En parallèle, comme en écho, nous entendons la voix de Dunja, partageons son passé, et se dessinent alors, entremêlés, leurs parcours de mères célibataires, à la maternité pas toujours si évidente, aux fils perdus de vue, à la culpabilité lancinante.  

Huit mois pour te perdre est de ces livres courts, érudits et pleins d'émotions, qui, d'une plume précise et sensible, vous éclaire sur le passé et le présent d'un pays/d'un peuple, sans jamais vous perdre, et vous touche avec une histoire croisée de mères dépassées mais surtout de femmes fortes, que nous suivons jusqu'au bout avec affection, et une tension manifeste. 
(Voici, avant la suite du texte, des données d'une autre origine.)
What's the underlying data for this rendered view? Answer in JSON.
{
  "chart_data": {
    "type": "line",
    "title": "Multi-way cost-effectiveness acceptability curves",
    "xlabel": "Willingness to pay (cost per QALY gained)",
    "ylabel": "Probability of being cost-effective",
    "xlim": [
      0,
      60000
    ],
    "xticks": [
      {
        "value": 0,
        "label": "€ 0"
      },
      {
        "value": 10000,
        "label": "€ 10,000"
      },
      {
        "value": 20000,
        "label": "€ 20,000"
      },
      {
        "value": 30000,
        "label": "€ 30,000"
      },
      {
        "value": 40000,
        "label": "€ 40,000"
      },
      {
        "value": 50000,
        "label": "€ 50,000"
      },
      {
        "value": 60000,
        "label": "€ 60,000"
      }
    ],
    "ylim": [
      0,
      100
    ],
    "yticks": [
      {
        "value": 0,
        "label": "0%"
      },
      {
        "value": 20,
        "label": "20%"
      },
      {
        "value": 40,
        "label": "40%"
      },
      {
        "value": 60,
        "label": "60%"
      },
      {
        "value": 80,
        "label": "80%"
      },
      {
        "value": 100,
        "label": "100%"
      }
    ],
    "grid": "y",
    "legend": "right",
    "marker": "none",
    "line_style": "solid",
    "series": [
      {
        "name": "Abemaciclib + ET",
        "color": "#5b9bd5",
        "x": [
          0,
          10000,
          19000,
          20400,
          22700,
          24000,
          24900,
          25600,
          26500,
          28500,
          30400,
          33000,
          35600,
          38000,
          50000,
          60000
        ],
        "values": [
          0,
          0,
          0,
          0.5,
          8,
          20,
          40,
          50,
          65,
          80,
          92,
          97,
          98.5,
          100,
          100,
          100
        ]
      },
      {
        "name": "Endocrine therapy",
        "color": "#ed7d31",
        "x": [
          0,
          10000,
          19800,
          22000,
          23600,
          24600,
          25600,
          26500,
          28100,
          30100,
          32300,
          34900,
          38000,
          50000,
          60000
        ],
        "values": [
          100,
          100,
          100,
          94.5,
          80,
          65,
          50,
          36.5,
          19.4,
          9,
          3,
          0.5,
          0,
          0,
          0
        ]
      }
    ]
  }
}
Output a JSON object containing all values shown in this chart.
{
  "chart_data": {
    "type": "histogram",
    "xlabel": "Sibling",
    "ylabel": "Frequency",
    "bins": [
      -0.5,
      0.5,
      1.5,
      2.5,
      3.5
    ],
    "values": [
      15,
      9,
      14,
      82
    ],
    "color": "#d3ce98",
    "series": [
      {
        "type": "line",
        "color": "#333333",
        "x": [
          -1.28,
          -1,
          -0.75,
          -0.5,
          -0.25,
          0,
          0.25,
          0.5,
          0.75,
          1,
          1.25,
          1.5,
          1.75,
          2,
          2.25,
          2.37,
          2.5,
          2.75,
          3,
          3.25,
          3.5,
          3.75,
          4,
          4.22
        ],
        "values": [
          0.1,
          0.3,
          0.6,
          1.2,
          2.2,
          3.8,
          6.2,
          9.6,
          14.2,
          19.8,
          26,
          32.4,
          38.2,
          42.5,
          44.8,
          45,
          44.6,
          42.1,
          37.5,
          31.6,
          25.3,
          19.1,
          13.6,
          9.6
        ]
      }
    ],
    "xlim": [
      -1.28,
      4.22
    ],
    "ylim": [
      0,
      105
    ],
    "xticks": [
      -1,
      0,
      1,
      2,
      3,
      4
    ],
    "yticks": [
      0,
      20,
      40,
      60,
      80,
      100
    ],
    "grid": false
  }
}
"Ce choix de garder mon bébé, je l’ai fait seule et je l’assume seule… Enfin c’est ce que je pensais avant de réaliser que j’en étais incapable. J’ai volontairement laissé la place à Dunja, elle remplit si bien mes vides de tendresse, de patience et de gaieté, et peut-être même d’amour." 

L'auteur(e) >> Marie-Diane Meissirel est franco-américaine. Après des études en France et à Hong Kong, où elle vit aujourd’hui, elle a travaillé dans de nombreux pays dont la Croatie. Huit mois pour te perdre est son troisième roman.